Enough natural gas is burned off at well heads each day to make 1 million barrels of synthetic crude.
Galen Suppes, associate professor of chemical and petroleum engineering at Kansas University, has pushed the scientific envelope in his research lab to find a way of transforming that wasted energy into liquid fuel for cars and trucks.
Suppes and colleagues began research 18 months ago to shorten a three-step process traditionally used to produce liquid fuel from coal. In KU labs, they've shown it was possible to make cost-effective, high-performance synthetic diesel from natural gas while skipping a costly phase of the old conversion process.
"It was surprising how well it worked. It's an exciting project," Suppes said this week. "Preliminary engine tests indicate that these formulations are probably the best liquid fuel that has ever been recorded for use in a diesel engine."
Syntroleum Corp., a world leader in commercialization of synthetic fuels based in Tulsa, Okla., helped finance the KU research and has contracted with several companies to test the theory on a large scale.
German scientists Franz Fischer and Hans Tropsch developed the original technology in the 1920s. Their system was relied upon during World War II to provide Germany with a source of diesel within its borders. The diesel was made from coal.
Suppes said KU research and other modern production advances mean liquid fuel made from natural gas can now go straight into the tank of conventional diesel vehicles.
"We used the synthetic oil in different formulations in engine tests and identified several that worked very well in an unmodified diesel engine," Suppes said. "These are nice liquid fuels.

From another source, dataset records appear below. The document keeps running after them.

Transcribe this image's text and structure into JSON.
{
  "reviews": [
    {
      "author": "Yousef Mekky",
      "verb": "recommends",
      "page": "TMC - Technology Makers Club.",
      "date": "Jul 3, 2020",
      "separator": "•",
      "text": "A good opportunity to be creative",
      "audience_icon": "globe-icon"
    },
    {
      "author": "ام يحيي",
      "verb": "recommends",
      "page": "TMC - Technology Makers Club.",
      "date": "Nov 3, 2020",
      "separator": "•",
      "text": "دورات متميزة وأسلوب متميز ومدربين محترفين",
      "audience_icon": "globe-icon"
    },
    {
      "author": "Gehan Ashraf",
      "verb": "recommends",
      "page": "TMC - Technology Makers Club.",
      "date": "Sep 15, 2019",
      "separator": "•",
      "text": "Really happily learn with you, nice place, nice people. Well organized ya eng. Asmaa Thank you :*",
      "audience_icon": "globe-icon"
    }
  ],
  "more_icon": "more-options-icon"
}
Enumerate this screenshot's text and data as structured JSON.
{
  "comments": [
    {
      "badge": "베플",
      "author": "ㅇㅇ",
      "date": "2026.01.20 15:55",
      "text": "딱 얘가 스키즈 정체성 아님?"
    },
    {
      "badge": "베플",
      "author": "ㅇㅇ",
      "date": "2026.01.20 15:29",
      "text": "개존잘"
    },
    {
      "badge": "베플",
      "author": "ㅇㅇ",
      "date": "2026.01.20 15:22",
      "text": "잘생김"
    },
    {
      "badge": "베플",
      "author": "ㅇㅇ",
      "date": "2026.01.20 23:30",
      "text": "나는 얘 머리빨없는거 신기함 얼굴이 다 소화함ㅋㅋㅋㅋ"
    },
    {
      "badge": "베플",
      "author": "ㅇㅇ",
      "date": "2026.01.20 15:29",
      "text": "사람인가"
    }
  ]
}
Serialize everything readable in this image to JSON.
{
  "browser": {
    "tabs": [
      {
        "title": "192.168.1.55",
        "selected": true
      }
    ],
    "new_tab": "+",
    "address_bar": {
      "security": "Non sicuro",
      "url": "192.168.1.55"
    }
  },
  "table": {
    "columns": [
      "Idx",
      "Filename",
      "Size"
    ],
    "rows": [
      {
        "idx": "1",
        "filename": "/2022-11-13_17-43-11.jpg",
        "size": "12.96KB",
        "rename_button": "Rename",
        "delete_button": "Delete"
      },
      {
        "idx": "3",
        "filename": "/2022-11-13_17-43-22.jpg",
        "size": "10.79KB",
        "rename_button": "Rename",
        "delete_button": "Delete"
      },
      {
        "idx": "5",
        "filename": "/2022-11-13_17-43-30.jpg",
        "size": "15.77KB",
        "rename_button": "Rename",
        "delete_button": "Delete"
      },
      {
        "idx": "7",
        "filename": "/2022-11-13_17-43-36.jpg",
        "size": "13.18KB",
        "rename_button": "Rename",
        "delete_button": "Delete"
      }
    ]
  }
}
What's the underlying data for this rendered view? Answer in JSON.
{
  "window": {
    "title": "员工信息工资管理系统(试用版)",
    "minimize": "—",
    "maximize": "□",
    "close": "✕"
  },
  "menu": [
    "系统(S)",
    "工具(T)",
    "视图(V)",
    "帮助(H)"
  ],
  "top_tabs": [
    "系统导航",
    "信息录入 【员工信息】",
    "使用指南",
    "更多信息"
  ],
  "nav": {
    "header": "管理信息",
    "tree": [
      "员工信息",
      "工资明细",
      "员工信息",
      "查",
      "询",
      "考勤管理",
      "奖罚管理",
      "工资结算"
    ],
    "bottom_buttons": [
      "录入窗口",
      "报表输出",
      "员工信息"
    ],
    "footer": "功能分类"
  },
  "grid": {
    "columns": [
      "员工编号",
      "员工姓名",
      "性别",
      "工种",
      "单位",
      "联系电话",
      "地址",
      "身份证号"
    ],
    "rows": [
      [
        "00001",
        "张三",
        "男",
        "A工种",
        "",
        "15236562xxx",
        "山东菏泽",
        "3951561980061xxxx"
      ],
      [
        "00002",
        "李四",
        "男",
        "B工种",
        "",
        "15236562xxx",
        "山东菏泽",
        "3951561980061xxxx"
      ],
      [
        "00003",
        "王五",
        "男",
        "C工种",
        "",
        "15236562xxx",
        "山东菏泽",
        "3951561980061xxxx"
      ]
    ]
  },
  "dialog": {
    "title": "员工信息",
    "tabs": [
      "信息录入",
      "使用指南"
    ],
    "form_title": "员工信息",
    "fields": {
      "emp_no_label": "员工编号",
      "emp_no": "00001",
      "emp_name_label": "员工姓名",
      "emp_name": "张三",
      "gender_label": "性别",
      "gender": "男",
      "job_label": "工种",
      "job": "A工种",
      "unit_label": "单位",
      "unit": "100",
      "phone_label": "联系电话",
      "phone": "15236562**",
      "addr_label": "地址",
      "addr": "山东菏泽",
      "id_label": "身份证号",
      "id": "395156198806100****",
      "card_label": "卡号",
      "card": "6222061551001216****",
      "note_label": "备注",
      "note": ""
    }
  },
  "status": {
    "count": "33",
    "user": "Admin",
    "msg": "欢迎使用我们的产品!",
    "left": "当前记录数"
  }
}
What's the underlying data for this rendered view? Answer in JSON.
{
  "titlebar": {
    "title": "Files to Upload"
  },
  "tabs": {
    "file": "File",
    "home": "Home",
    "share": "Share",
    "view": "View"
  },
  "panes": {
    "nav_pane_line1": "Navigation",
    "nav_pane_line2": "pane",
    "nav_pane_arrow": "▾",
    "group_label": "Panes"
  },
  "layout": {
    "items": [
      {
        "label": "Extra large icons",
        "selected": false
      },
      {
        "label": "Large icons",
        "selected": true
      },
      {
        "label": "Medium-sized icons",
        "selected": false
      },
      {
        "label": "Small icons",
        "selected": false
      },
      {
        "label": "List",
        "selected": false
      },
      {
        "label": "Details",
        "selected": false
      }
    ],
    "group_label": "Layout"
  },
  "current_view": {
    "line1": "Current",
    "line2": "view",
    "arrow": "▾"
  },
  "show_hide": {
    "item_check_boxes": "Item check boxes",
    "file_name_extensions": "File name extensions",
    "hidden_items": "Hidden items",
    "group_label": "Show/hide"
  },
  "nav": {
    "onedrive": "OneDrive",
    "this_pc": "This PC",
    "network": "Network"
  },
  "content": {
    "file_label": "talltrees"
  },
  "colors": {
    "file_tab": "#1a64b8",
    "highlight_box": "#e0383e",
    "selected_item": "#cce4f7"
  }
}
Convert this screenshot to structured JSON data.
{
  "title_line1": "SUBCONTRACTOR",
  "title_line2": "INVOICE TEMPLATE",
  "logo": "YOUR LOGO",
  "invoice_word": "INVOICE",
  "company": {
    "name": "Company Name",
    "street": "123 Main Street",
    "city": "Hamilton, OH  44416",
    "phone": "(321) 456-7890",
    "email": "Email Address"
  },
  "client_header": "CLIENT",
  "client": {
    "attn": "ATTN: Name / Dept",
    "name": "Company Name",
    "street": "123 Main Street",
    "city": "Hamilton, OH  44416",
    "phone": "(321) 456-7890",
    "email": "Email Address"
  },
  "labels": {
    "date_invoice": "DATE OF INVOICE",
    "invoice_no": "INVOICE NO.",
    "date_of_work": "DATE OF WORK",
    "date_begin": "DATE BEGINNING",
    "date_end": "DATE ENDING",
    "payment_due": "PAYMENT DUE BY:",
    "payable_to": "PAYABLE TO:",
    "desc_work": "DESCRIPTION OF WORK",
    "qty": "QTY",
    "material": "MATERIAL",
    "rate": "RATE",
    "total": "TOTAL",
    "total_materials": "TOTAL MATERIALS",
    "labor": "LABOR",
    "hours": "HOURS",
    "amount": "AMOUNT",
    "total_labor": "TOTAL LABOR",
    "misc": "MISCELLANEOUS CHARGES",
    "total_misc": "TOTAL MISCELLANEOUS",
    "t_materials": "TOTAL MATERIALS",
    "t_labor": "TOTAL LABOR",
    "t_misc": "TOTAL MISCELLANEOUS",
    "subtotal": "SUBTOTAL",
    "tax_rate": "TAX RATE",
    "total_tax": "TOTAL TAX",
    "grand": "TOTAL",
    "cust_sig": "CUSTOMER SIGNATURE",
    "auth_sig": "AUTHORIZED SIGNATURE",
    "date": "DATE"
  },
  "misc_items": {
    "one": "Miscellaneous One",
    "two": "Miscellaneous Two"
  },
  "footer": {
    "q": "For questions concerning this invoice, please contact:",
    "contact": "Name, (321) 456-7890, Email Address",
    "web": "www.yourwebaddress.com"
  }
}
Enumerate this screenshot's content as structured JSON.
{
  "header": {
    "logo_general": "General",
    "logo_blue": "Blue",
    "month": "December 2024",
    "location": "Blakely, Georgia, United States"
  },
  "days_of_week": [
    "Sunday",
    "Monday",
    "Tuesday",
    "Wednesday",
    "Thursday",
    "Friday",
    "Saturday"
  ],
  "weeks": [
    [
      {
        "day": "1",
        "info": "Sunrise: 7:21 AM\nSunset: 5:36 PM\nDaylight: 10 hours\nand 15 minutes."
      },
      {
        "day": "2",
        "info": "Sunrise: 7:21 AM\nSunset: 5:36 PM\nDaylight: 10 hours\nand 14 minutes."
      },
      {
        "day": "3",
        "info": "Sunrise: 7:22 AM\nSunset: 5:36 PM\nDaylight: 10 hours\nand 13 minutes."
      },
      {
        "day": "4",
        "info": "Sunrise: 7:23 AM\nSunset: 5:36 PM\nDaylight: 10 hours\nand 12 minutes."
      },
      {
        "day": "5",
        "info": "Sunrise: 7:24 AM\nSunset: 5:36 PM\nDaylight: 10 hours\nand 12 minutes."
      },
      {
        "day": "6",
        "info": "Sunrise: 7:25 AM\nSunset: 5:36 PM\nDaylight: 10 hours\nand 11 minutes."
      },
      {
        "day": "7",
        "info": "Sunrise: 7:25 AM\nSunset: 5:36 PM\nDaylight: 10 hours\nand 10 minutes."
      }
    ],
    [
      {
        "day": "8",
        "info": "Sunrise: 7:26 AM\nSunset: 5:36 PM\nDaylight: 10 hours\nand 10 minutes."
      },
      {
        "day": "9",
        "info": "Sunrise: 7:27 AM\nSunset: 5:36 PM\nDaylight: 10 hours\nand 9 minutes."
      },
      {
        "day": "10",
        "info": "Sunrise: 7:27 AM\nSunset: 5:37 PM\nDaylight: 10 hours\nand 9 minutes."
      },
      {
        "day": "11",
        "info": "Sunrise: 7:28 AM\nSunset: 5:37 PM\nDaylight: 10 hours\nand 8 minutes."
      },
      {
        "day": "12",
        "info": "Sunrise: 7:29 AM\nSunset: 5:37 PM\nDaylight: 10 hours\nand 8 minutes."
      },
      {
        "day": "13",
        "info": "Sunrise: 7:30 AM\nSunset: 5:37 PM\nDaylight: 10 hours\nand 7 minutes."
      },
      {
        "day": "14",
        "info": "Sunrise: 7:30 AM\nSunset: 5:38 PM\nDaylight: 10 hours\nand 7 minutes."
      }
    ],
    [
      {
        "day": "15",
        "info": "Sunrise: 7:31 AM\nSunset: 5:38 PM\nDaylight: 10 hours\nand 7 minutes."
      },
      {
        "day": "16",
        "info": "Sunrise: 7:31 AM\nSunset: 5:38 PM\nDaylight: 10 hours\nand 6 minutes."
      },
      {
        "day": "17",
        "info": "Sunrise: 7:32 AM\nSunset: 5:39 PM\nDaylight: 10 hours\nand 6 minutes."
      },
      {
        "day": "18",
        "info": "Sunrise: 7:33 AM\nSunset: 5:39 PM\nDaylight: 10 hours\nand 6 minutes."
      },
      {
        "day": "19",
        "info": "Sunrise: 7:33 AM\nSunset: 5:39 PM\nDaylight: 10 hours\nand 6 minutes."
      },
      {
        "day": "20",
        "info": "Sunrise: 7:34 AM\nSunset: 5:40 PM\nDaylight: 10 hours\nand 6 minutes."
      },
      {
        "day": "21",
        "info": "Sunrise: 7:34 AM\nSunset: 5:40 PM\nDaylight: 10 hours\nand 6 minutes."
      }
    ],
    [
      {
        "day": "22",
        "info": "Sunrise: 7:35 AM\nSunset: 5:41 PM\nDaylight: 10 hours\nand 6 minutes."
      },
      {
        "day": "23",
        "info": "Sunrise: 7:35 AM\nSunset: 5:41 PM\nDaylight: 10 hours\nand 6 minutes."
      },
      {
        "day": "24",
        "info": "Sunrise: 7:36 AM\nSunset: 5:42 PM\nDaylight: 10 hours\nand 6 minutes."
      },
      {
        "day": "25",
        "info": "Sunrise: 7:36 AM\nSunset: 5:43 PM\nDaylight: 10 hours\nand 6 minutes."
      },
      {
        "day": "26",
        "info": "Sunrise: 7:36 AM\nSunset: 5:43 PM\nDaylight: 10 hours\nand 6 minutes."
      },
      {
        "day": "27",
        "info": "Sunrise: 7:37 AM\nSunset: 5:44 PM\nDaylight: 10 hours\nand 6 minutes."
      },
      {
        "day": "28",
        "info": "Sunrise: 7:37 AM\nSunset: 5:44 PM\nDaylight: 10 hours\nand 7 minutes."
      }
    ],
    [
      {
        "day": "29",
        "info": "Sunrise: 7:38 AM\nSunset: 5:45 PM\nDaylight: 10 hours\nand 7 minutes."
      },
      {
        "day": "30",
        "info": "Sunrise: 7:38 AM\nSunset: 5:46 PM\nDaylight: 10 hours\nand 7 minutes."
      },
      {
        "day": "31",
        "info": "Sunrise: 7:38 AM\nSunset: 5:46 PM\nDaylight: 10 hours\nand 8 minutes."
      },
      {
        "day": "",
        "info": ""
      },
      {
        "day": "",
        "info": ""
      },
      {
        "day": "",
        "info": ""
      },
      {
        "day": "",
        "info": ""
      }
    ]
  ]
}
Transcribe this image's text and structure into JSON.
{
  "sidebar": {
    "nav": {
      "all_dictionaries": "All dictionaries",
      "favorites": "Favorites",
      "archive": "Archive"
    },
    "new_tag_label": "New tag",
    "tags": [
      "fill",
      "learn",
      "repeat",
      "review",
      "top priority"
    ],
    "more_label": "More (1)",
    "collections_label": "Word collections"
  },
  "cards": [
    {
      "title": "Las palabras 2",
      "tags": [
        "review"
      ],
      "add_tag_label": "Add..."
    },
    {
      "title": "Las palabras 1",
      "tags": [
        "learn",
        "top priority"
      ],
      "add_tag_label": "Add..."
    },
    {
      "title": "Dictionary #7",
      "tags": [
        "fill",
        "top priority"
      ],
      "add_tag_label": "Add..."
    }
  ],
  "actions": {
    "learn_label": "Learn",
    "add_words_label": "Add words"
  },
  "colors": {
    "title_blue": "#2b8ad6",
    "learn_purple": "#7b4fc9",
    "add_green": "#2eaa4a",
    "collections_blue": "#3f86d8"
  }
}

They're affordable and clean."
Natural gas is the most plentiful and the cleanest of fossil fuels.
Syntroleum believes a synthetic diesel could sell for less than $1.50 a gallon.
Why hasn't the idea surfaced previously?
Suppes said large corporations involved in fuel production had a bias against alternative fuels. For example, most energy company executives oppose regulations that required blending with ethanol. In testing at KU, synthetic diesel blended with ethanol performed admirably.
"This is not a question of profitability," Suppes said. "They didn't look at it because of the bad attitude toward ethanol. Most big oil companies don't want to put ethanol in fuels. At KU you see a different attitude. We'd like to see ethanol work -- to have greater application and greater utility."